What Good Teaching Looks Like: Digital Research

As per the Common Core State Standards students must incorporate digital research in their work.  I interpret this to mean that students need a twenty-first century version of book sense.  We used to teach students how to find books in a library, how to determine who the author and illustrator is, and where to find copyright information.  We now need to teach them how to determine keywords, know how to search, be able to determine who created a particular web page and evaluate a page for bias and reliability.

How do you do this and what does it look like in a classroom?

Let me be clear, I’m a fan of digital libraries (LAUSD teachers should check out the LAUSD Digital Library).  However, in addition to putting expensive high quality pre-vetted resources in front of students we also need to be teaching them how to choose keywords and use Google like a pro.

Picking Keywords

Beginning in kindergarten I would be modeling how to pick keywords before entering them in the Google search box and finding results.  For example, let’s say you’re researching where an octopus lives.  Say to students,

“I’m looking for information on where the octopus lives.  What words should I search for?”

With your help, students should come up with something like “octopus home” or “octopus habitat” depending how much academic language  you’ve seeded.

This two minute step would go a long way toward building effective researchers.

Sharon Sutton at the UCLA lab school has compiled and created some resources to help.  Scroll down to the Information Literacy Worksheets, in particular the keywords and synonyms one which asks students to list keywords and synonyms for a research question.

Advanced Googling

Familiarize yourself with the Google Cheat sheet.

In particular, know that using quotes allows you to search for a particular name or phrase e.g. “Mathew Needleman” gives you only people with my first and last name rather than any page with both my first and last name, possibly disconnected on the page.

Also know that using the minus sign “-” eliminates results.  For example, when searching for information about the band, The Eagles, you might search “eagles -football” (eliminating results about the football team).  In this example, you will likely need to add keywords to specify information specific about the band and not the bird.

Bias and Reliability

Students should always check for an “about this page” link.  If there isn’t one, move on to another site.  I’m a fan of the site All About Explorers, it’s created by teachers and gives absolutely false information about famous explorers.  Will students catch the errors or will they report that Columbus was born in Australia?  Students always need to triangulate the data, find information from multiple sources to eliminate inconsistencies and gain depth.

Have any tips to add?  Post them below.


6 thoughts on “What Good Teaching Looks Like: Digital Research”

  1. Finding the source of the website information is challenging, but important. We used to teach children to look at multiple book sources as a one means to verify information. If one source seemed out of the loop it was wise to research it before counting it as accurate. Today so many sites merely copy and paste information that inaccurate information can appear in multiple sites making it appear as if there are multiple resouces supporting the information.

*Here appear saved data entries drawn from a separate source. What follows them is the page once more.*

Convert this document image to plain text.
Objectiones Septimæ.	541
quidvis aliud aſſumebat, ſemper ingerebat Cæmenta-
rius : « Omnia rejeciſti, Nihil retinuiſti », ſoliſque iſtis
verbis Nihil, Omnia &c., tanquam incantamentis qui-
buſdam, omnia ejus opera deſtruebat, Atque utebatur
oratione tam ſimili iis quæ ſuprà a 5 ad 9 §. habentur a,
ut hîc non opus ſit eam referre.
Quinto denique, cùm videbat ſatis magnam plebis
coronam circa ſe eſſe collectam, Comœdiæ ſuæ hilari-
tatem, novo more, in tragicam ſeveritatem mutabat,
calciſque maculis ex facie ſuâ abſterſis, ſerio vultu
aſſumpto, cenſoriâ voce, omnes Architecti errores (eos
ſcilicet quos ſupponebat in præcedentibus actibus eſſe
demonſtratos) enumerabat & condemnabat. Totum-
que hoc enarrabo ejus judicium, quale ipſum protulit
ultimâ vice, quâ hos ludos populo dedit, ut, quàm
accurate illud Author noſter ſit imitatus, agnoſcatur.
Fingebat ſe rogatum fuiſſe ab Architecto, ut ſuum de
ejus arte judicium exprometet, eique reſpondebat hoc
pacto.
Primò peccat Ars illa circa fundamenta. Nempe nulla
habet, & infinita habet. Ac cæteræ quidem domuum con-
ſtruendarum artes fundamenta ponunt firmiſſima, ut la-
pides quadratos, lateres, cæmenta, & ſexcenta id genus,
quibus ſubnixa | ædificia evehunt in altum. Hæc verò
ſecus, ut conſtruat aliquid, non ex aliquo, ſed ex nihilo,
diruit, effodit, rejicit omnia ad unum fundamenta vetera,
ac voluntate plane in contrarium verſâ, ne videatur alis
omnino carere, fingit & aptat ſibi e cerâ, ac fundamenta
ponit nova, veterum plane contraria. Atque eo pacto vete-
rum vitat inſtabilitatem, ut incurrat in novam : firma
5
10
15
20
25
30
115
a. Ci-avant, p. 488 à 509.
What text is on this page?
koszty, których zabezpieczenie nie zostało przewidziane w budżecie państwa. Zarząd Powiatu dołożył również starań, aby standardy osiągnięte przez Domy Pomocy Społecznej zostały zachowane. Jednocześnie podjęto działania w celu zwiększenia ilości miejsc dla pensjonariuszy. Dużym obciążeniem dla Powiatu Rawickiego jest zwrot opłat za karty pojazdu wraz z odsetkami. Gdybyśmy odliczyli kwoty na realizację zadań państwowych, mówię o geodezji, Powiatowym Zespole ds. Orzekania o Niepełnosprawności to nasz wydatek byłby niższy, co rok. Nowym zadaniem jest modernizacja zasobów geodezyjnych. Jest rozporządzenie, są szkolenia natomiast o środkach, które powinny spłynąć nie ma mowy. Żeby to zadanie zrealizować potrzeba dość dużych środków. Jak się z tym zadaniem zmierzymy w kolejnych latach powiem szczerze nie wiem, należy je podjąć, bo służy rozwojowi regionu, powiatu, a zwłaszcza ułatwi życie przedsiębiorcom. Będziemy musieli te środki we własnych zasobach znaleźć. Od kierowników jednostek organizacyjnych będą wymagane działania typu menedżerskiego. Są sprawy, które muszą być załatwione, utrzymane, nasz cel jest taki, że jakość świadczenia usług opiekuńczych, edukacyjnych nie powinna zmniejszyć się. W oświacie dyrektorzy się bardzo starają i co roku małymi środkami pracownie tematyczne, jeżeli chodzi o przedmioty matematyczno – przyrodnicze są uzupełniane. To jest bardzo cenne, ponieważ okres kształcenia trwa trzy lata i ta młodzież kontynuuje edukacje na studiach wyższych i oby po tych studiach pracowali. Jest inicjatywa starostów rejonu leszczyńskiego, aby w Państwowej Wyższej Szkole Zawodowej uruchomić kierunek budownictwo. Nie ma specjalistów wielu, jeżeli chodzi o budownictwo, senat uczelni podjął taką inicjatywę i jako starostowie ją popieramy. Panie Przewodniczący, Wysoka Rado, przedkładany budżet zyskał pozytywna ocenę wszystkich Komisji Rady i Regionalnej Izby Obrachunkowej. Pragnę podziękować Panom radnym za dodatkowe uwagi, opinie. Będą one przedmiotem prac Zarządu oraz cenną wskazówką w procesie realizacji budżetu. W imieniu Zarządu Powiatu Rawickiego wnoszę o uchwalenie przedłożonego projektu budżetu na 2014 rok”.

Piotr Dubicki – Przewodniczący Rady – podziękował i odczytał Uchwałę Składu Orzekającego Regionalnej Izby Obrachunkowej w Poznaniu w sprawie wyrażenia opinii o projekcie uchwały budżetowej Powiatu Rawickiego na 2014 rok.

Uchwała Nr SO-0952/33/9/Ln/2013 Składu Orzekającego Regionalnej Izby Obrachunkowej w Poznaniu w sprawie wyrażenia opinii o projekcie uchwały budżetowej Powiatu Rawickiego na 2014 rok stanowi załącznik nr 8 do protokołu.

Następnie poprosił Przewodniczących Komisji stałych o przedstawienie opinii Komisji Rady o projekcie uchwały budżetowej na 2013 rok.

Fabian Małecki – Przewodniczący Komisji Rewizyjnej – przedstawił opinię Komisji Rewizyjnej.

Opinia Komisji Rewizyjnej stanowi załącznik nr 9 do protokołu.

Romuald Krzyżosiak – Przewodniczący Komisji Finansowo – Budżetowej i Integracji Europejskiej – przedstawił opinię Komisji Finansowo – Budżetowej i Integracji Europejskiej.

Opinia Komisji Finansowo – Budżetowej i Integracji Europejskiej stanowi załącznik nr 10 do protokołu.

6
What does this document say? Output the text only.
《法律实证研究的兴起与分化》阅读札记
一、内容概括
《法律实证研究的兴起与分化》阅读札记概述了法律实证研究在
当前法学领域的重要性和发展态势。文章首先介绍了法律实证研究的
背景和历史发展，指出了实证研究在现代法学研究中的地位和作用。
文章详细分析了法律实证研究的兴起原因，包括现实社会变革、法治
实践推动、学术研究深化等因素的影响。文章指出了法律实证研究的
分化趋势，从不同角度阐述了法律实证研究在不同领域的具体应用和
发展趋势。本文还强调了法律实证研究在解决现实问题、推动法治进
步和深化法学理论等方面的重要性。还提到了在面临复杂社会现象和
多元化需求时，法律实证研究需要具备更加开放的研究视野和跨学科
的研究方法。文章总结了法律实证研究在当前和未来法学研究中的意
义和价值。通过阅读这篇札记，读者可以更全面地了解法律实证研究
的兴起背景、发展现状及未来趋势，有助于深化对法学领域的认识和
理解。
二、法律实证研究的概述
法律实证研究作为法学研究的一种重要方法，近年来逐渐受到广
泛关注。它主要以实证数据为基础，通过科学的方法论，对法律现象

    We have to inform ourselves and parents and then teach children how to deal with this new reality.

  2. Thank you so much for these tips! I am studying elementary education at the University of South Alabama. Reading articles like this shows my role as a teacher and how it has changed. This give me a great insight on what I should prepare my students for!

  3. My name is Rebecca Stuart. I’m a elementary education major at University of South Alabama. First off thanks so much for a the awesome resources! I think I have bookmarked everything on this blog! I have learned some new things about searching on Google that I never knew before. It’s so important for students to be taught very early on how to navigate the internet. Knowing how to use it properly will save them time by not having to mindlessly search for information. Thanks so much for taking time to share this information.

  4. I really think this information is valuable for teaching Common Core. My third grade students have used search bars at home, but when it came to finding information on a research topic, my students consistently hit a wall. When my students work on more collaborative projects using technology, they should be well equipped with tools that will aid in their learning. Many of our students haven’t had any computer training in school, they usually learn by trial and error, or by watching someone else. If we incorporate more computer skills within our lessons, the transition to Common Core won’t be such a shock to our students.

  5. Excellent information, thank you. Embedded in your suggestions is a call for developing habits of slowing down, checking and reflecting with all student research; i.e., applying “mindfulness” practices to research.